In Probability Theory by Athreya and Lahiri, they give a very elegant proof of Central Limit Theorem (The Lindeberg one) wherein they use a lemma:
For $x \in \mathbb{R}$ and $r \geq 1$, ($i=\sqrt{-1}$ here)
$$\left|e^{ix} - \sum_{k=0}^{r-1} \frac{(ix)^k}{k!}\right| \leq \min\left\{\frac{|x|^r}{r!},\frac{2|x|^{r-1}}{(r-1)!}\right\}\quad (1)$$
In the proof of the lemma, they give the following expansion of $e^{ix}$ arguing that it follows from Taylor series.
$$e^{ix} = \sum_{k=0}^{r-1} \left[\frac{(ix)^k}{k!}\right] + \frac{(ix)^r}{(r-1)!}\int_0^1(1-u)^re^{iux}du \quad (2)$$
By taking absolute values, they would get $(1)$. What I don't get is how did they arrive at $(2)$ in the first place. I have seen Taylor series (and Taylor's theorem) for real valued functions but not for complex valued functions. Moreover I don't recall an integral being used to approximate the remainder.

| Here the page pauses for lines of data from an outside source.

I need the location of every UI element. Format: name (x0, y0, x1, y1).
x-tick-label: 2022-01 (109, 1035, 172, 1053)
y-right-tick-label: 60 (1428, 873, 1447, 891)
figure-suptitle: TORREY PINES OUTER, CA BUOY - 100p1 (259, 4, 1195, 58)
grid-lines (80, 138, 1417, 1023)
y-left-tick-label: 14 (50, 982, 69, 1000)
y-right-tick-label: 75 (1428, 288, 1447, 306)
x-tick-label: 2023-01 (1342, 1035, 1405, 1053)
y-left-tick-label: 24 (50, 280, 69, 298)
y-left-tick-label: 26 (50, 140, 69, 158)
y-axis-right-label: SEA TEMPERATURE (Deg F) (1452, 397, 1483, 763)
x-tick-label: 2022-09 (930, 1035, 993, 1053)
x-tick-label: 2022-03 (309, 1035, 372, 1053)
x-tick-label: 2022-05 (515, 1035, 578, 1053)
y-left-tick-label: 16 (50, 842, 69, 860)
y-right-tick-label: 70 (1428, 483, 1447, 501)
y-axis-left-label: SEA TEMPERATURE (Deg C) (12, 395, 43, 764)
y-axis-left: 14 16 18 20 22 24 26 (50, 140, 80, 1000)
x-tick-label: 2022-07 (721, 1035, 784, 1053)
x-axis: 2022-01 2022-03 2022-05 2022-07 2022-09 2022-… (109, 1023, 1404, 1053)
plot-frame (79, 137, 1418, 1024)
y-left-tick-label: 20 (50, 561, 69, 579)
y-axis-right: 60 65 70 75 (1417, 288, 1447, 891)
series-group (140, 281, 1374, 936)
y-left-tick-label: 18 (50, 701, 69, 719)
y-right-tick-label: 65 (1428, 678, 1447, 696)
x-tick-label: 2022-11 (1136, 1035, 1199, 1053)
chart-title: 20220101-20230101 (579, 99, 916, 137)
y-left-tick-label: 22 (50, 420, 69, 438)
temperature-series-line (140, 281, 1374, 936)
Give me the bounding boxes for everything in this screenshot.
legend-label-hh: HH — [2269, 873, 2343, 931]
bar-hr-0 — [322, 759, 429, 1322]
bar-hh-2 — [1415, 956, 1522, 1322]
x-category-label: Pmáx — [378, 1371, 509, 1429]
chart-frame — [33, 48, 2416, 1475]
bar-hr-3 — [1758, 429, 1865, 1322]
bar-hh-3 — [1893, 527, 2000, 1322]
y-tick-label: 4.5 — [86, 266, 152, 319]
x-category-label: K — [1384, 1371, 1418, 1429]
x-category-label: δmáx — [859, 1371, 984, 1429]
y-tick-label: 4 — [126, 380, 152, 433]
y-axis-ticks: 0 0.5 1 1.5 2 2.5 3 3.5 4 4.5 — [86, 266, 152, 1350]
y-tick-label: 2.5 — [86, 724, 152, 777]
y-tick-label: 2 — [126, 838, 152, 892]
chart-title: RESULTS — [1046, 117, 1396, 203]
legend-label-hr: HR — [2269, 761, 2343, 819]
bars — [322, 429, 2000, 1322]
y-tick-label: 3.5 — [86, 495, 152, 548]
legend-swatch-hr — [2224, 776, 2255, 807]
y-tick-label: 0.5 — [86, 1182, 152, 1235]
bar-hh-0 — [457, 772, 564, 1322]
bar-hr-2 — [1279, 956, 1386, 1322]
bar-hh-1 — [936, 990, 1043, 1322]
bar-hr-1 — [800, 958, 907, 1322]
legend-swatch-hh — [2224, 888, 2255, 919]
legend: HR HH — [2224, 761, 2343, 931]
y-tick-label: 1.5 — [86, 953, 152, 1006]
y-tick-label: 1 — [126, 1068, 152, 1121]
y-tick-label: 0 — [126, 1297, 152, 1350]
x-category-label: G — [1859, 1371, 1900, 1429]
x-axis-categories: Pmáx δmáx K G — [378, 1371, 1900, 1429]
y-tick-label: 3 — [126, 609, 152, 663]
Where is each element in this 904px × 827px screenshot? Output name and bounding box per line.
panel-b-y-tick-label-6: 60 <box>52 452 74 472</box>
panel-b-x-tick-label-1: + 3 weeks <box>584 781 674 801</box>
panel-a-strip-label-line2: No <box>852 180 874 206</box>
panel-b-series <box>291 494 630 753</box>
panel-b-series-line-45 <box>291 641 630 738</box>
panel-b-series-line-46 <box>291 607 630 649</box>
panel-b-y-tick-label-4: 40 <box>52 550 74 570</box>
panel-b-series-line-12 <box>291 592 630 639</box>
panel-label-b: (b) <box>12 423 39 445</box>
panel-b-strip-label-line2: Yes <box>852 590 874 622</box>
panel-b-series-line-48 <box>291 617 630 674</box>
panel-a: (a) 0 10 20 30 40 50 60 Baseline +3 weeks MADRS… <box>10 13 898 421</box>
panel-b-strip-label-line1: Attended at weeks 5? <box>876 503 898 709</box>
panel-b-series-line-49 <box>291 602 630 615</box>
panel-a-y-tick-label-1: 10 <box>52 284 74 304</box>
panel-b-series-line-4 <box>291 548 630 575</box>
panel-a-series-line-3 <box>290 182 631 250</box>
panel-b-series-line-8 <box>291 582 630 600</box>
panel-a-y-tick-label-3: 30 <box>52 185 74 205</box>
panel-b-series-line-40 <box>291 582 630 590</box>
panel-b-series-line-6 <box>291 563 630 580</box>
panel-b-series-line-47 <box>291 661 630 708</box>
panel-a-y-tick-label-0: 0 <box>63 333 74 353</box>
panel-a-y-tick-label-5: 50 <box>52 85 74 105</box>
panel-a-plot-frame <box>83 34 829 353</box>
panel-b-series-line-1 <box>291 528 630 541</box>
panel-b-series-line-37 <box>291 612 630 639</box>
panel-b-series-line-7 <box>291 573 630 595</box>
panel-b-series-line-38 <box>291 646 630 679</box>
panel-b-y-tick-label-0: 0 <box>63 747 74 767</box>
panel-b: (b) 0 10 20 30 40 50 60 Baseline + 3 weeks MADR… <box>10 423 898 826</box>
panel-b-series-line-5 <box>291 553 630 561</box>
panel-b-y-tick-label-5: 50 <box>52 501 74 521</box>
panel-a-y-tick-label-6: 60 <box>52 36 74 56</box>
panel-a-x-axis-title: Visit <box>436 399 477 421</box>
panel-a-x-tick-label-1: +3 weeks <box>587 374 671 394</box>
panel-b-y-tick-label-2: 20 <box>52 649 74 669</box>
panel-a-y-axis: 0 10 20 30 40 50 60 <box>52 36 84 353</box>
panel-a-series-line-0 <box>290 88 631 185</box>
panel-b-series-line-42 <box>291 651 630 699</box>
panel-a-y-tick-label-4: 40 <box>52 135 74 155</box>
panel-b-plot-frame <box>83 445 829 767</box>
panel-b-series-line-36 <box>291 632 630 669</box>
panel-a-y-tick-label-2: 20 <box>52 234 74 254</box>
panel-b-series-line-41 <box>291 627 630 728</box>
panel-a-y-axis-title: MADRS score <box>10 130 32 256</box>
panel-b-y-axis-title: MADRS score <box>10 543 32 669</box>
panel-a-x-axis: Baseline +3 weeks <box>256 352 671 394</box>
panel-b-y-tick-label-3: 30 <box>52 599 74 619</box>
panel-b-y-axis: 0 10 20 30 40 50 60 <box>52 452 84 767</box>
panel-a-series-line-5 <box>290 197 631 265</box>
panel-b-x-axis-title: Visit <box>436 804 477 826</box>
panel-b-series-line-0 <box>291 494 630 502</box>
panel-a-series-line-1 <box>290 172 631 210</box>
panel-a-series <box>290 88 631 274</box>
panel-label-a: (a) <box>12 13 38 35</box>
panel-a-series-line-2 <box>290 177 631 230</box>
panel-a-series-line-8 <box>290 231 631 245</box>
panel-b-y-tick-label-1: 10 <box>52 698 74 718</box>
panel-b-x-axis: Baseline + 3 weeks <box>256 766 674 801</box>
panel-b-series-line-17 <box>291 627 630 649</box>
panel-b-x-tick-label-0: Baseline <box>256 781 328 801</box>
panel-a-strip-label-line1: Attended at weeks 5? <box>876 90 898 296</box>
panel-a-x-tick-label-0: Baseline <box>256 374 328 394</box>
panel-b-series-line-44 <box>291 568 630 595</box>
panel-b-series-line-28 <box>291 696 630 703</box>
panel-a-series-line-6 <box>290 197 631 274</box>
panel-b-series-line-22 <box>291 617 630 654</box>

Hence my question is twofold:
1) Does anyone know the equivalent of a Taylor Theorem for complex functions as above?
2) Is there an alternative way to prove $(1)$ without resorting to Taylor Series? I tried to dominate the remainder terms by a geometric series but that failed.
Good references and proofs/hints for this are welcome. Let me know if you need more details.
Update1: In my second question, what I meant is "Is there an alternate way to prove (1)". You can use Taylor series and find a clever way to bound the higher order terms. As I mentioned, I used a geometric series bound but that didn't work.